I did a kitchen a few years ago where we put the DW on an entirely different wall.


----------



## AnthonyC (Jun 11, 2010)

Okay, some design rework. The wife and I are liking this one a lot better.



















We decided to do a blind corner cabinet (not shown) on the east elevation, so the drawers by the sink would fit in better. We decided not to do a built-in hutch style end cabinet, so no need for the asymmetry on the right cabinet. I could just make a nice centered double cabinet.

Please let me know if you see any traps or gotchas. I'll try to do the east wall tonight and show the whole line of cabs.

Thanks again for all the input!


----------



## GrandpaE (Jun 26, 2010)

Just a thought. A few years ago I remodeled our kitchen. I bagged the doors and made drawers in all the lower cabinets. My wife and I agree it was the best deciision we made on the lower cabinets. They are much easier to get items out of instead of trying to find something in the back. I used full extension hidden Blum slides.
It is better than installing drawers inside of cabinets with doors.
Good luck on your project. You will really enjoy the new kitchen.


----------



## AnthonyC (Jun 11, 2010)

We looked into that, but the wife thought that was too much on the lowers. The compromise is that almost every lower cabinet will have a pull out tray of some sort, but will still have a door.

Finished the lower cabs in Sketchup.
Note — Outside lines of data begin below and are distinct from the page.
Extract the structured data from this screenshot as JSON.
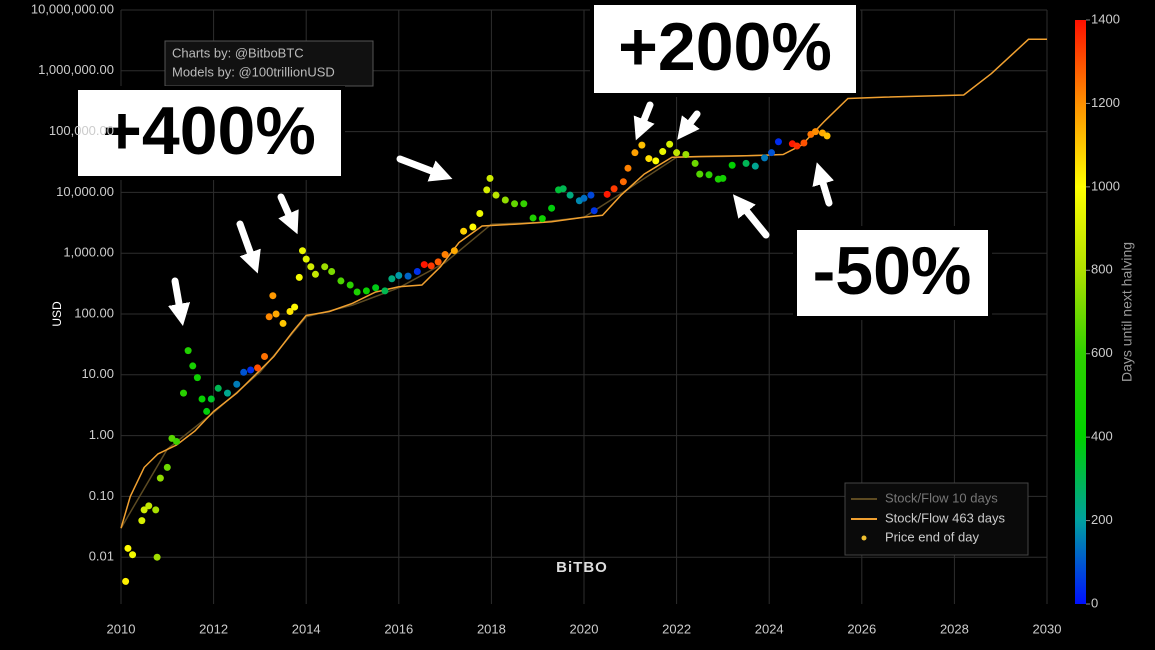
{
  "chart_data": {
    "type": "scatter",
    "y_label": "USD",
    "ylog": true,
    "grid": true,
    "xlim": [
      2010,
      2030
    ],
    "xticks": [
      2010,
      2012,
      2014,
      2016,
      2018,
      2020,
      2022,
      2024,
      2026,
      2028,
      2030
    ],
    "ylim": [
      0.0017,
      10000000
    ],
    "yticks": [
      {
        "value": 0.01,
        "label": "0.01"
      },
      {
        "value": 0.1,
        "label": "0.10"
      },
      {
        "value": 1,
        "label": "1.00"
      },
      {
        "value": 10,
        "label": "10.00"
      },
      {
        "value": 100,
        "label": "100.00"
      },
      {
        "value": 1000,
        "label": "1,000.00"
      },
      {
        "value": 10000,
        "label": "10,000.00"
      },
      {
        "value": 100000,
        "label": "100,000.00"
      },
      {
        "value": 1000000,
        "label": "1,000,000.00"
      },
      {
        "value": 10000000,
        "label": "10,000,000.00"
      }
    ],
    "colorbar_title": "Days until next halving",
    "colorlim": [
      0,
      1400
    ],
    "colorticks": [
      0,
      200,
      400,
      600,
      800,
      1000,
      1200,
      1400
    ],
    "colorscale": [
      "#0010ff",
      "#00a0a0",
      "#00d000",
      "#30d000",
      "#b0e000",
      "#ffff00",
      "#ff9000",
      "#ff1000"
    ],
    "legend_position": "lower right",
    "series": [
      {
        "name": "Stock/Flow 10 days",
        "mode": "line",
        "color": "#5c4a22",
        "x": [
          2010.0,
          2011.0,
          2012.0,
          2013.0,
          2014.0,
          2015.0,
          2016.0,
          2017.0,
          2018.0,
          2019.0,
          2020.0,
          2021.0,
          2022.0,
          2023.0,
          2024.0
        ],
        "values": [
          0.03,
          0.6,
          2.4,
          11,
          90,
          140,
          270,
          700,
          3000,
          3200,
          3900,
          12000,
          38000,
          39000,
          41000
        ]
      },
      {
        "name": "Stock/Flow 463 days",
        "mode": "line",
        "color": "#f0a030",
        "x": [
          2010.0,
          2010.2,
          2010.5,
          2010.8,
          2011.2,
          2011.6,
          2012.0,
          2012.5,
          2012.9,
          2013.3,
          2013.7,
          2014.0,
          2014.5,
          2015.0,
          2015.5,
          2016.0,
          2016.5,
          2016.9,
          2017.3,
          2017.8,
          2018.5,
          2019.3,
          2020.0,
          2020.4,
          2020.8,
          2021.3,
          2021.9,
          2022.5,
          2023.5,
          2024.3,
          2024.7,
          2025.2,
          2025.7,
          2026.5,
          2028.2,
          2028.8,
          2029.6,
          2030.0
        ],
        "values": [
          0.03,
          0.1,
          0.3,
          0.5,
          0.7,
          1.2,
          2.5,
          5,
          10,
          20,
          50,
          95,
          110,
          150,
          230,
          280,
          300,
          600,
          1500,
          2800,
          3000,
          3300,
          3900,
          4200,
          9000,
          20000,
          38000,
          39000,
          40000,
          42000,
          60000,
          150000,
          350000,
          370000,
          400000,
          900000,
          3300000,
          3300000
        ]
      },
      {
        "name": "Price end of day",
        "mode": "markers",
        "color": "#f0c030",
        "x": [
          2010.1,
          2010.15,
          2010.25,
          2010.45,
          2010.5,
          2010.6,
          2010.75,
          2010.78,
          2010.85,
          2011.0,
          2011.1,
          2011.2,
          2011.35,
          2011.45,
          2011.55,
          2011.65,
          2011.75,
          2011.85,
          2011.95,
          2012.1,
          2012.3,
          2012.5,
          2012.65,
          2012.8,
          2012.95,
          2013.1,
          2013.2,
          2013.28,
          2013.35,
          2013.5,
          2013.65,
          2013.75,
          2013.85,
          2013.92,
          2014.0,
          2014.1,
          2014.2,
          2014.4,
          2014.55,
          2014.75,
          2014.95,
          2015.1,
          2015.3,
          2015.5,
          2015.7,
          2015.85,
          2016.0,
          2016.2,
          2016.4,
          2016.55,
          2016.7,
          2016.85,
          2017.0,
          2017.2,
          2017.4,
          2017.6,
          2017.75,
          2017.9,
          2017.97,
          2018.1,
          2018.3,
          2018.5,
          2018.7,
          2018.9,
          2019.1,
          2019.3,
          2019.45,
          2019.55,
          2019.7,
          2019.9,
          2020.0,
          2020.15,
          2020.22,
          2020.5,
          2020.65,
          2020.85,
          2020.95,
          2021.1,
          2021.25,
          2021.4,
          2021.55,
          2021.7,
          2021.85,
          2022.0,
          2022.2,
          2022.4,
          2022.5,
          2022.7,
          2022.9,
          2023.0,
          2023.2,
          2023.5,
          2023.7,
          2023.9,
          2024.05,
          2024.2,
          2024.5,
          2024.6,
          2024.75,
          2024.9,
          2025.0,
          2025.15,
          2025.25
        ],
        "values": [
          0.004,
          0.014,
          0.011,
          0.04,
          0.06,
          0.07,
          0.06,
          0.01,
          0.2,
          0.3,
          0.9,
          0.8,
          5,
          25,
          14,
          9,
          4,
          2.5,
          4,
          6,
          5,
          7,
          11,
          12,
          13,
          20,
          90,
          200,
          100,
          70,
          110,
          130,
          400,
          1100,
          800,
          600,
          450,
          600,
          500,
          350,
          300,
          230,
          240,
          270,
          240,
          380,
          430,
          420,
          500,
          650,
          620,
          720,
          950,
          1100,
          2300,
          2700,
          4500,
          11000,
          17000,
          9000,
          7500,
          6500,
          6500,
          3800,
          3700,
          5500,
          11000,
          11500,
          9000,
          7300,
          8000,
          9000,
          5000,
          9300,
          11500,
          15000,
          25000,
          45000,
          60000,
          36000,
          33000,
          47000,
          62000,
          45000,
          42000,
          30000,
          20000,
          19500,
          16500,
          17000,
          28000,
          30000,
          27000,
          37000,
          45000,
          68000,
          63000,
          58000,
          65000,
          90000,
          100000,
          95000,
          85000
        ],
        "days": [
          1026,
          1007,
          971,
          898,
          880,
          843,
          788,
          777,
          752,
          697,
          661,
          624,
          569,
          533,
          496,
          460,
          423,
          387,
          350,
          296,
          223,
          150,
          95,
          40,
          1303,
          1248,
          1212,
          1183,
          1157,
          1102,
          1048,
          1011,
          975,
          949,
          920,
          883,
          847,
          774,
          719,
          646,
          573,
          518,
          445,
          372,
          299,
          245,
          190,
          117,
          44,
          1391,
          1337,
          1282,
          1227,
          1154,
          1081,
          1008,
          953,
          898,
          873,
          825,
          752,
          679,
          606,
          533,
          460,
          387,
          332,
          296,
          241,
          168,
          131,
          77,
          51,
          1388,
          1333,
          1260,
          1224,
          1169,
          1114,
          1059,
          1004,
          950,
          895,
          840,
          767,
          694,
          657,
          584,
          511,
          475,
          402,
          292,
          219,
          146,
          91,
          37,
          1388,
          1351,
          1297,
          1242,
          1205,
          1151,
          1114
        ]
      }
    ],
    "annotations": {
      "credit_1": "Charts by: @BitboBTC",
      "credit_2": "Models by: @100trillionUSD",
      "gain_1": "+400%",
      "gain_2": "+200%",
      "drop": "-50%",
      "watermark": "BiTBO"
    }
  }
}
The wife really likes this design the best so far. Still deciding what to do under the stove. I like the open air shelf for heavy pots like the dutch oven and stock pot. The vent hood surround will match the curve.

Thanks again for all the advice, guys.


----------



## rhett (May 11, 2008)

The idea of open shelves sounds nice but you might be better served with two deep drawers. I wouldn't want to stoop down and reach in the back of a base cabinet for my heavy dutch oven if I could step to the side and directly lift it up for use.
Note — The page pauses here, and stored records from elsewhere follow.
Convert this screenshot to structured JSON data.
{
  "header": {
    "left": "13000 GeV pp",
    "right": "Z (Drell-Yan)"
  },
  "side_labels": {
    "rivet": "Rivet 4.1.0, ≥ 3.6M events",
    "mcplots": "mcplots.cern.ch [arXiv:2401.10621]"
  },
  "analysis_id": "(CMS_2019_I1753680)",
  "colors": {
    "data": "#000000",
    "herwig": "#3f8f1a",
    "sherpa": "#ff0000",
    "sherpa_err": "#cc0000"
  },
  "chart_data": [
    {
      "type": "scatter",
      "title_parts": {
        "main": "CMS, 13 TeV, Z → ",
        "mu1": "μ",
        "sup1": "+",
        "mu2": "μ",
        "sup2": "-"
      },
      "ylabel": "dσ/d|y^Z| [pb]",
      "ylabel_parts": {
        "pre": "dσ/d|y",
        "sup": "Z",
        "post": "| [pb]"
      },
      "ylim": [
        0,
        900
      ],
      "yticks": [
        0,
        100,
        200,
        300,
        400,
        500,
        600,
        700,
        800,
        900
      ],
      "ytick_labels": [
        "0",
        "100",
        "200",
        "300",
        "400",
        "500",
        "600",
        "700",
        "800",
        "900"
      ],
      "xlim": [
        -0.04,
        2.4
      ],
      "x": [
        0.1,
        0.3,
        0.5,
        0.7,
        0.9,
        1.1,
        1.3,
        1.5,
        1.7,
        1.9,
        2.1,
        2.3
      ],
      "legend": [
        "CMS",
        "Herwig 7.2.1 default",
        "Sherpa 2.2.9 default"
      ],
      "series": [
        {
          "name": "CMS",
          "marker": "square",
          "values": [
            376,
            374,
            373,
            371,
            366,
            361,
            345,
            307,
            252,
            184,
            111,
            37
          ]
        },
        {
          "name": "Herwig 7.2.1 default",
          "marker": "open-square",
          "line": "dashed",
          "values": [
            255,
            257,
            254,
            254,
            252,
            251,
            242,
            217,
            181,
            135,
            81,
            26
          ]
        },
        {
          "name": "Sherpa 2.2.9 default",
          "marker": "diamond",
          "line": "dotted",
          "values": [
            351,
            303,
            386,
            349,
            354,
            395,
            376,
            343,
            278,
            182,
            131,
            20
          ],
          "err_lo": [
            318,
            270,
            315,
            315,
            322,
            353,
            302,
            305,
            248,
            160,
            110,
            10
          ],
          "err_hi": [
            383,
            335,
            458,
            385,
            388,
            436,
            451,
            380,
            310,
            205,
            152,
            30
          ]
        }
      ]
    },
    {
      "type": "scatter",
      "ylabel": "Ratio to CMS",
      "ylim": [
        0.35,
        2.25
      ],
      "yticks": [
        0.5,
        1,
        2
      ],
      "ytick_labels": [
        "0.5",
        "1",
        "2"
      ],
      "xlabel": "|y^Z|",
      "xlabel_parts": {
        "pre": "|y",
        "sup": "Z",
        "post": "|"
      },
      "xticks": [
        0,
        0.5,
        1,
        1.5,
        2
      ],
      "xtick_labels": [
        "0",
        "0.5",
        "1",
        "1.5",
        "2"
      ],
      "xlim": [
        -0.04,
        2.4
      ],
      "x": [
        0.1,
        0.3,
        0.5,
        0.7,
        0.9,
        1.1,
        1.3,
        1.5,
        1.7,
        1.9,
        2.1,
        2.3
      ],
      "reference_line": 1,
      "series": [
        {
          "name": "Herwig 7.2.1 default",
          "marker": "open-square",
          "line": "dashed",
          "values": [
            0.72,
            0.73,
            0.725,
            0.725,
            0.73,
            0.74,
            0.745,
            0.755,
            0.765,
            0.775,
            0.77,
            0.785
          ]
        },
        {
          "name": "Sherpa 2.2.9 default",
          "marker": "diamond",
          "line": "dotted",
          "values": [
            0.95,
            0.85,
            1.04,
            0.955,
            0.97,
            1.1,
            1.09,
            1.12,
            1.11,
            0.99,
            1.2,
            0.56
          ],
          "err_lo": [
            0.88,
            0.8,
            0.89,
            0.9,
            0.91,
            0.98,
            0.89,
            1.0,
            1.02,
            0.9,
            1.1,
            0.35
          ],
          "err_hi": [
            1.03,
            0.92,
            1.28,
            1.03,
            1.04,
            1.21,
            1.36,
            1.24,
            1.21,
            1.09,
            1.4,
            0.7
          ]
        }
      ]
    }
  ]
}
As clean as the design is, I think seeing the clutter of pots and pans will be distracting. These are just my opinions. It would also look nice bumped out with legs to the floor like the two ends.


----------



## AnthonyC (Jun 11, 2010)

Yeah, I know what you mean. Also, the piping and shutoff valve are in there, so I would need a false back that popped out easily.

There is an island going in the middle, which is why we weren't considering a bump-out. We're trying to maximize two-person move and cook space and the "lanes" for travel to and from the family room, dining room, and entry foyer (to the upstairs and living room) sort of force the overall design like that. And I guess if the island is blocking the view of the those open shelves, whatever is more ergonomic (drawers) probably makes more sense.

I do love the look of bump-outs for stoves, though. I am considering furniture feet for the corners to finish the look. I may add some extra to the stove cabinet to make it stand out more.

Right now, I'm working on the range hood (mantle style with spice rack). It's going slow because it's the focal point of the room and I'm agonizing every decision.


----------